With the government planning to bring housing finance companies under the ambit of the securitisation ordinance, there might be some good news for the customers. While the securitisation ordinance would help the housing finance companies to reduce the rate of defaults this would, in turn, lead to lower overhead cost for the finance companies.
The finance companies plan to pass on the part of this reduced cost to the customers through lower interest rate and lower processing fees.
According to officials in the housing finance companies, depending on how successful the ordinance would be in reducing the default rate, the benefits to the customers could be to the tune of 0.5 per cent to 1 per cent in terms of reduced burden (both interest rate and processing fees). At present, the average housing finance rate is between 9 per cent to 10 per cent. Further, with competition in the housing finance sector growing, the companies would be eager to pass on the benefit of reduced overhead cost to the customers.

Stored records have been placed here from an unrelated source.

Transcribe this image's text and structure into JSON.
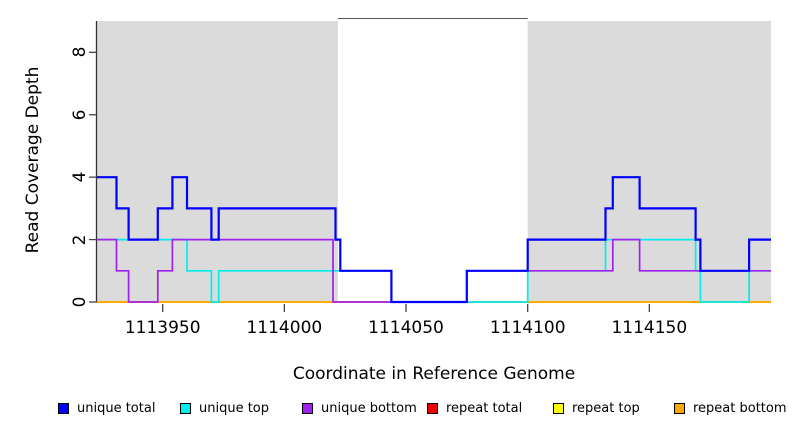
{
  "chart_data": {
    "type": "line",
    "subtype": "step-coverage-plot",
    "title": "",
    "xlabel": "Coordinate in Reference Genome",
    "ylabel": "Read Coverage Depth",
    "xlim": [
      1113923,
      1114200
    ],
    "ylim": [
      0,
      9.1
    ],
    "grid": false,
    "legend_position": "bottom",
    "x_ticks": [
      1113950,
      1114000,
      1114050,
      1114100,
      1114150
    ],
    "x_tick_labels": [
      "1113950",
      "1114000",
      "1114050",
      "1114100",
      "1114150"
    ],
    "y_ticks": [
      0,
      2,
      4,
      6,
      8
    ],
    "y_tick_labels": [
      "0",
      "2",
      "4",
      "6",
      "8"
    ],
    "highlight_regions": {
      "color": "#DBDBDB",
      "ranges": [
        [
          1113923,
          1114022
        ],
        [
          1114100,
          1114200
        ]
      ]
    },
    "series": [
      {
        "name": "repeat total",
        "color": "#EE0000",
        "steps": [
          [
            1113923,
            0
          ],
          [
            1114200,
            0
          ]
        ]
      },
      {
        "name": "repeat top",
        "color": "#FFFF00",
        "steps": [
          [
            1113923,
            0
          ],
          [
            1114200,
            0
          ]
        ]
      },
      {
        "name": "repeat bottom",
        "color": "#FFA500",
        "steps": [
          [
            1113923,
            0
          ],
          [
            1114200,
            0
          ]
        ]
      },
      {
        "name": "unique top",
        "color": "#00EEEE",
        "steps": [
          [
            1113923,
            2
          ],
          [
            1113960,
            1
          ],
          [
            1113970,
            0
          ],
          [
            1113973,
            1
          ],
          [
            1114044,
            0
          ],
          [
            1114100,
            1
          ],
          [
            1114132,
            2
          ],
          [
            1114169,
            1
          ],
          [
            1114171,
            0
          ],
          [
            1114191,
            1
          ],
          [
            1114200,
            1
          ]
        ]
      },
      {
        "name": "unique bottom",
        "color": "#A020F0",
        "steps": [
          [
            1113923,
            2
          ],
          [
            1113931,
            1
          ],
          [
            1113936,
            0
          ],
          [
            1113948,
            1
          ],
          [
            1113954,
            2
          ],
          [
            1114020,
            0
          ],
          [
            1114075,
            1
          ],
          [
            1114135,
            2
          ],
          [
            1114146,
            1
          ],
          [
            1114200,
            1
          ]
        ]
      },
      {
        "name": "unique total",
        "color": "#0000FF",
        "steps": [
          [
            1113923,
            4
          ],
          [
            1113931,
            3
          ],
          [
            1113936,
            2
          ],
          [
            1113948,
            3
          ],
          [
            1113954,
            4
          ],
          [
            1113960,
            3
          ],
          [
            1113970,
            2
          ],
          [
            1113973,
            3
          ],
          [
            1114021,
            2
          ],
          [
            1114023,
            1
          ],
          [
            1114044,
            0
          ],
          [
            1114075,
            1
          ],
          [
            1114100,
            2
          ],
          [
            1114132,
            3
          ],
          [
            1114135,
            4
          ],
          [
            1114146,
            3
          ],
          [
            1114169,
            2
          ],
          [
            1114171,
            1
          ],
          [
            1114191,
            2
          ],
          [
            1114200,
            2
          ]
        ]
      }
    ],
    "legend": [
      {
        "label": "unique total",
        "color": "#0000FF"
      },
      {
        "label": "unique top",
        "color": "#00EEEE"
      },
      {
        "label": "unique bottom",
        "color": "#A020F0"
      },
      {
        "label": "repeat total",
        "color": "#EE0000"
      },
      {
        "label": "repeat top",
        "color": "#FFFF00"
      },
      {
        "label": "repeat bottom",
        "color": "#FFA500"
      }
    ]
  }
}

Sources pointed out that the industry average default rate for the housing finance companies is around 2 per cent. As and when the ordinance is implemented for the sector, the default rate is expected to go down to 1 per cent and less. The ordinance would be most effective for the middle income group customers who borrow money from the finance companies for building their own house.
‘‘Threat perception would be crucial in this ordinance’’, officials in housing finance companies pointed out. Though, it would not be easy to dispose of the properties, the threat perception would reduce the default rate.Elaborating on the competition in the sector, sources said that some of the private housing finance companies are going to the extent of financing 90 per cent to 100 per cent of the cost of the property. The public sector housing finance companies, which are more conservative, usually stick to around 80 per cent financing which at times also goes to 90 per cent.